Malgré une mécanique bien huilée, l'architecte aura néanmoins dû pallier deux inconvénients majeurs liés à la construction en ossature bois : « L'absence d'inertie thermique, nécessaire, même à 1600 m, et l'isolation acoustique insuffisante. » Ces deux problèmes ont finalement été réglés avec une solution commune explique l'architecte : « Nous avons choisi de couler des dalles en béton fini ciré sur les planchers bois. ».

« La construction est entièrement en bois sur un soubassement maçonné, conçu pour parer aux éventuels débordements du torrent voisin. Le bois, à l'exception des poutres en lamellé-collé de mélèze, est entièrement local, issu des forêts des Hautes-Alpes. C'est plus que le label “Bois des Alpes”. Trois essences ont été employées : le mélèze, l'épicéa, qui est le bois dominant des forêts de Méolans, et le pin cembro, en bardage intérieur, peu connu et peu valorisé, en dehors du Queyras. »

En ce qui concerne l'isolation, les vitrages sont triples sur les façades Nord et Est et doubles au Sud et à l'Ouest, afin de valoriser les apports solaires.
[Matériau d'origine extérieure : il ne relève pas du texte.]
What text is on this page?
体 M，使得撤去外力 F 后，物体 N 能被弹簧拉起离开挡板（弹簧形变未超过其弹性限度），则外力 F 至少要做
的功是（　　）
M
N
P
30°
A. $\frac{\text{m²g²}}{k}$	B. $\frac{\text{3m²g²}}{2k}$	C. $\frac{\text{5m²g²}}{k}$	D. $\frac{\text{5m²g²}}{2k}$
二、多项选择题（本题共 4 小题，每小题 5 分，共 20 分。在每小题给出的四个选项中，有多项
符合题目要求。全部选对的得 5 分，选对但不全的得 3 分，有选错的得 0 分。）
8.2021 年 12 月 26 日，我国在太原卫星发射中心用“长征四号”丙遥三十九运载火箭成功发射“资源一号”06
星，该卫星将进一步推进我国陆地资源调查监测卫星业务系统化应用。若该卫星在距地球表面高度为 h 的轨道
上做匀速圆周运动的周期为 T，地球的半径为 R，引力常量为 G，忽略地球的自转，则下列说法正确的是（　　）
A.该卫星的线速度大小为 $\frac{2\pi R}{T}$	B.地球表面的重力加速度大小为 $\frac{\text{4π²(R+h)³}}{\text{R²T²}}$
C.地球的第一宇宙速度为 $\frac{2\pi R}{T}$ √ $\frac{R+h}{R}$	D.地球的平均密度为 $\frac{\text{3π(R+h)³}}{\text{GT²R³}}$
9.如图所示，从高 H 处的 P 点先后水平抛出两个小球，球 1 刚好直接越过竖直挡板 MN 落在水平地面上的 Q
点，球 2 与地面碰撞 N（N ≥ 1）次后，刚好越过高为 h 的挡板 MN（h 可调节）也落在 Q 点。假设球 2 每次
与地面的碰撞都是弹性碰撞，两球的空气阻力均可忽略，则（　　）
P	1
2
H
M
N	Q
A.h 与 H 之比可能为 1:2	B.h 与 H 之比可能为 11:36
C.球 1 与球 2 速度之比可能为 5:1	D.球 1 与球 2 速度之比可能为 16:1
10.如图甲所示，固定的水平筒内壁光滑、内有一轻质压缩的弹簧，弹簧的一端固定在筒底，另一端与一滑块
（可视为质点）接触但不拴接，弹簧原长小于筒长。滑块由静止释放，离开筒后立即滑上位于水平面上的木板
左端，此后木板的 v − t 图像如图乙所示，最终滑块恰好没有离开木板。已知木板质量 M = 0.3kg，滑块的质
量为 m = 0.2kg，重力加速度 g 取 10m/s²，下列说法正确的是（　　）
Sur ce projet, dont le montant atteint 911 000 € HT, la maîtrise d'ouvrage est communale mais l'effort financier est partagé. La commune de Méolans-Revel a notamment été soutenue par l'Etat à hauteur de 210 000 € via la dotation d'équipement des territoires ruraux (DETR) au titre de l'année 2018 et de 50 000 € via le Fonds national d'aménagement et de développement du territoire (FNADT). La Région est elle aussi venue en soutien via le CRET (Contrat régional d'équilibre territorial) en attribuant une subvention de 210 000 € et le conseil départemental a participé à hauteur de 90 000 €. D'autre part, 30 000 € ont été obtenus auprès de la SAFHERB, société concessionnaire de la micro centrale électrique de La Blanche du Laverq. Au total, la part d'autofinancement de la commune s'élève à 321 000 €. Une convention de mise en délégation de service public a été signée par les gérants qui ont déjà été recrutés.